Wednesday, August 29, 2018

Only now does it occur to me... FIREFOX

Only now does it occur to me.... that Clint Eastwood basically outsourced the villains of his Cold War caper FIREFOX to the Lucas/Spielberg industrial complex.

The Russian villains you see before you are: Kenneth Colley (Ken Russell veteran and "Admiral Piett" from THE EMPIRE STRIKES BACK),

Ronald Lacey ("Toht" from RAIDERS OF THE LOST ARK),

and Wolf Kahler ("Sgt. Gobler" from RAIDERS OF THE LOST ARK):

To balance things out, we have John Ratzenberger (CHEERS, "Major Derlin" from THE EMPIRE STRIKES BACK), essentially reprising his role from EMPIRE (Rebel on an ice planet) as an American soldier fighting the Evil Empire from the North Pole.

Because I have to tip my hat to the outliers, another of the Russian villains is Klaus Löwitsch, a legitimately Great Actor who may bear some resemblance to Corbin Bernsen, but is in fact one of the most talented players to come out of the New German Cinema and a veteran of no less than five Rainer Werner Fassbinder films. It's probably not too much of a stretch for you to understand that he is completely wasted here.

Apologies, Mr. Löwitsch.

The film itself was a box office smash at the time, but today it plays like a second-tier, phoned in cold war thriller, á la Eastwood's own THE EIGER SANCTION or Peckinpah's THE OSTERMAN WEEKEND. Author Howard Hughes (AIM FOR THE HEART: THE FILMS OF CLINT EASTWOOD) probably sums it up best with, "Less a 'Firefox', it's more of a damp squib, or at best a smoldering turkey."
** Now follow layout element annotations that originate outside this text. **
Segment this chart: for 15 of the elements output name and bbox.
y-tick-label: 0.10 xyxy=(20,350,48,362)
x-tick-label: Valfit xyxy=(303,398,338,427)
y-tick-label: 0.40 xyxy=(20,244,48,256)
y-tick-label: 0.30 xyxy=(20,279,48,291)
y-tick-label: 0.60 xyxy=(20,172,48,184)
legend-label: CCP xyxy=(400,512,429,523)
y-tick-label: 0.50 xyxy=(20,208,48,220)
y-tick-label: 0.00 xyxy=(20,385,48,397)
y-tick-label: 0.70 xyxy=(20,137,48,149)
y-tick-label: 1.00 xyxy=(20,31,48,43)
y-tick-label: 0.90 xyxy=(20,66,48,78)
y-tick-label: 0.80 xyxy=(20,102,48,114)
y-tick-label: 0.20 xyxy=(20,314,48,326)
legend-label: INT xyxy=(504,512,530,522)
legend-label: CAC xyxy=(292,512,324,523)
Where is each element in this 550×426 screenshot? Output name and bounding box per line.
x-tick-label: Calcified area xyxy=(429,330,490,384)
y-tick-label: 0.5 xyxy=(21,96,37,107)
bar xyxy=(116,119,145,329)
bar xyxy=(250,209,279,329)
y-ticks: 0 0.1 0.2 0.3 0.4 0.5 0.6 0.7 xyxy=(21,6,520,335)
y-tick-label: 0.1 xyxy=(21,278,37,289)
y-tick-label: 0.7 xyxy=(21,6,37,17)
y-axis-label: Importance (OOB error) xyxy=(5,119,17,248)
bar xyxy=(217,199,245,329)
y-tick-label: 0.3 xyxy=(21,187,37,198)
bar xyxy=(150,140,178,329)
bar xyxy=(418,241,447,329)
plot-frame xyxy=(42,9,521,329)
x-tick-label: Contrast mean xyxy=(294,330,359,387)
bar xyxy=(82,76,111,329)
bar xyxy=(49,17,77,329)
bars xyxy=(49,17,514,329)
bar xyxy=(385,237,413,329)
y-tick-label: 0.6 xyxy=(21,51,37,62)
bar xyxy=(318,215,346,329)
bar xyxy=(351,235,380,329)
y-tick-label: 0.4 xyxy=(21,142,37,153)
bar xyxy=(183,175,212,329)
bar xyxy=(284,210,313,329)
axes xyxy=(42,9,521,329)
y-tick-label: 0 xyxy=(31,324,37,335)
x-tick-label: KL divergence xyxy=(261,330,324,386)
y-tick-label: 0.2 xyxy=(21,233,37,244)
The opening is kind of a proto-COMMANDO, with shirtless Eastwood as a veteran in pastoral environs trying to enjoy his retirement when he's pulled out to do "one last job." In this case, the Last Job is stealing a top-secret Soviet fighter plane.

I guess there's an understated sci-fi aspect to the film with a "mind-control helmet" that pilots the Soviet plane via telepathy, but that's not even important, so you don't have to worry about it.

Also, for a Cold War actioner, there's not a lot of action. In fact, the entire plot could likely be reduced to about three scenes––therefore, I'm not sure why it runs 2 hours and 15 minutes. Ah, well.


It's also perhaps worth mentioning that the 'thrilling' dogfight is simplistic enough so as to prep us for the eventual Atari game tie-in; and despite using a superior "Reverse Blue-Screen" technology, it still looks inferior to the Battle of Hoth in THE EMPIRE STRIKES BACK. Out of the 39 completed films Clint Eastwood has directed, I have now seen 37 of them (for the curious, my only gaps are HEREAFTER and THE 15:17 TO PARIS). Only THE EIGER SANCTION, SULLY, and INVICTUS are as boring as this one. I prefer BREEZY, for godssakes. BREEZY.

3 comments:

Roger said...

When you're right you're right. I'm old enough to remember when this came out (I was an usher in a theatre where it showed). People flocked to this for about 3 days, and all came out shell-shocked and disappointed. "That's it?"

At the time the fact there were no credits at the beginning seemed to be quite modern and transgressive.

Keep up the good work! Roger

Sean Gill said...

Roger,

Thanks, man––that's interesting to hear about the original audiences! I had to imagine that was the case.

Mongoose said...

I liked the novel a lot better, although I did appreciate the absence of beginning credits.